Wordsworth sees poetry as emotions that come while reflecting on the past. The “passion” he mentions is not stirred by active exterior stimulants, but by thoughts of the past that have settled in a poet’s mind and, merely through time, have created a intricate web that replicates nature.

The wave of emotion that Wordsworth’s poet has >>“recollected in tranquility” resembles Coleridge’s >>“intellectual breeze” running over the Eolian harp: “tranquil muse upon tranquility.” Wordsworth sees writing poetry as a passive experience, and true tranquility can only be reached by the aged.

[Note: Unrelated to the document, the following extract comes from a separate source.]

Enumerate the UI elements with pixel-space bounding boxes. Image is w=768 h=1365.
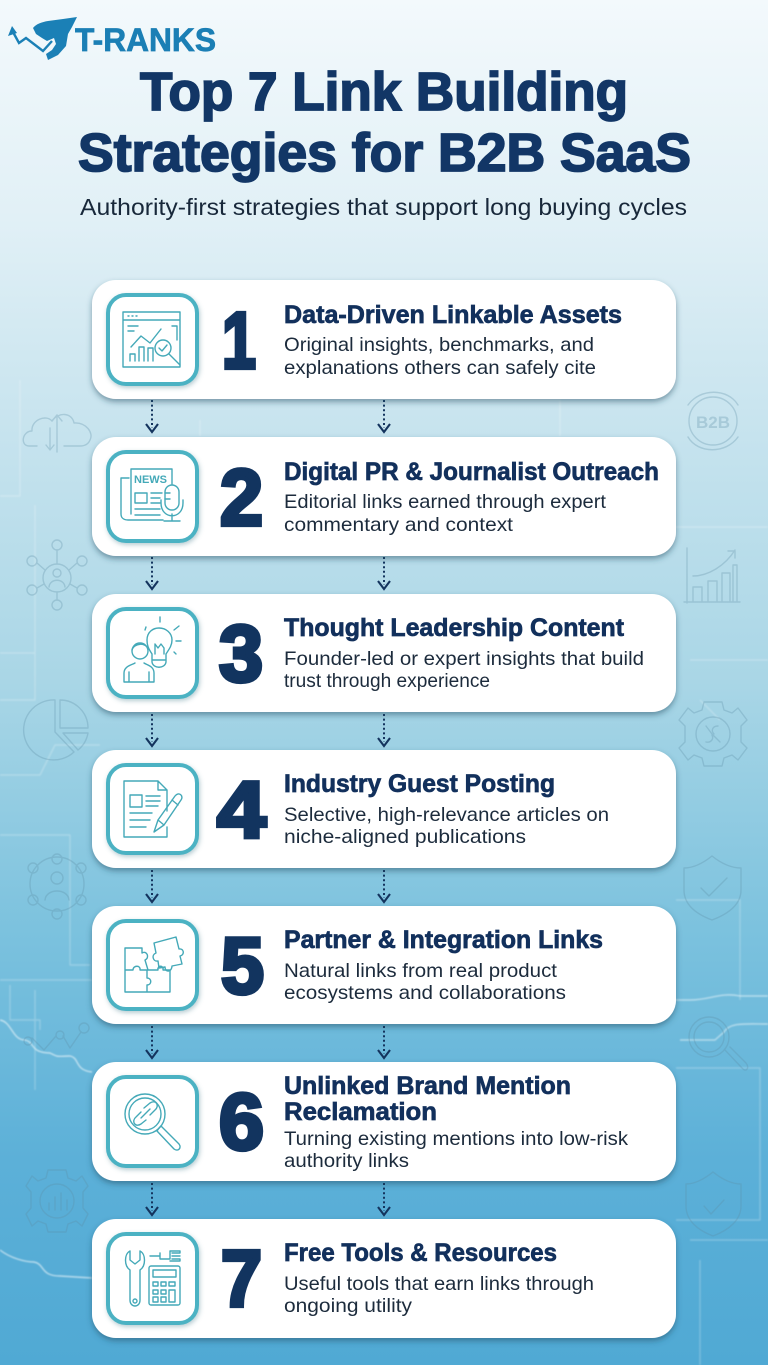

comment cgates, 2018 days ago.

I very much disagree that Wordsworth sees writing poetry as a passive experience. In fact, I think Wordsworth takes pride in the active thinking that goes into his poetry. I would break Wordsworth's view of the process of writing poetry into three stages: 1) the emotion which stimulates the action (see the top of p. 359 in Wu Anthology), 2)the meditation of the feelings or emotions, and 3) the writing of the poem. Only one of these stages, the first, is passive. It is in the second stage that poet emerges and separates himself from other sentient beings. It is the modifying sentence after the famous line, "all good poetry is the spontaneous overflow of powerful feelings," where Wordsworth outlines the highly active role the poet assumes:

"But though this be true, poems to which any value can be attached were never produced on any variety of subjects but by a man who, being possessed of more than usual organic sensibility, had also thought long and deeply."

This second stage, the thinking-long-and-deeply-stage, is to Wordsworth a very active one. Feeling is involuntary, but heavy thinking (about feeling) is work, worthy of a poet. The commoner passively feels. The poet passively feels, and very actively works those feelings into words.